My sensibilities are not so delicate that I get terribly upset by the gathering of moths for collection but as the story progresses and the moths get harder and harder to find – when some become so rare that Elnora despairs of ever finding certain types again. Then she finds these rare elusive creatures and immediately gets her cyanide jar all I could think was, “Hey, don't be so greedy! Let them breed!”

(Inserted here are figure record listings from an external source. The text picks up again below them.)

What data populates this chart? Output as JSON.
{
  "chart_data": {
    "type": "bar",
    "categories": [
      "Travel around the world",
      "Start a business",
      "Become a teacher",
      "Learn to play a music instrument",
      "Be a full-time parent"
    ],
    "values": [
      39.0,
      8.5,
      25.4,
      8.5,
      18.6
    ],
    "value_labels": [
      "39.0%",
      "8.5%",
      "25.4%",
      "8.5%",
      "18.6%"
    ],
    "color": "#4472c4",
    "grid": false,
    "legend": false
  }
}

The first half of the book is still wonderful. I loved the descriptions of the foods her mother and her neighbor Margaret prepare. I adored the descriptions of the clothes they made for her. And the descriptions of the beautiful woodland baskets and gifts that Elnora made of bark and mosses and woodland flowers and nuts still enchanted me. When her mother realizes what a fool she has been and tries to make amends to her daughter by taking good care of her I was so happy. I must admit I was a little shocked this time to realize what I missed before – that the reason Elnora's father got sucked into the swamp was because he was fooling around with a woman on the other side of the swamp and, after being with her, he was hurrying home to his wife and baby and didn't watch where he was going. Jerk.

The second half of the books, the “Cinderella” story, was a little bit too sweet but those were simpler times (I guess) and happy endings tended to be very happy indeed.

I still love the book. As an adult I am more aware of its flaws but it is still a wonderful story and I know my writing has benefited from Stratton-Porter's eye for the natural world. She gave me a gift in that and it has served me well.

Thanks for reading.

2 comments:

Andre Jute said...

Love your memories, Kathleen.

Kathleen Valentine said...

Thank you, Andre. This is such a lovely book. Porter was a naturalist so her descriptions of moths and the swampland are very knowledgeable, too.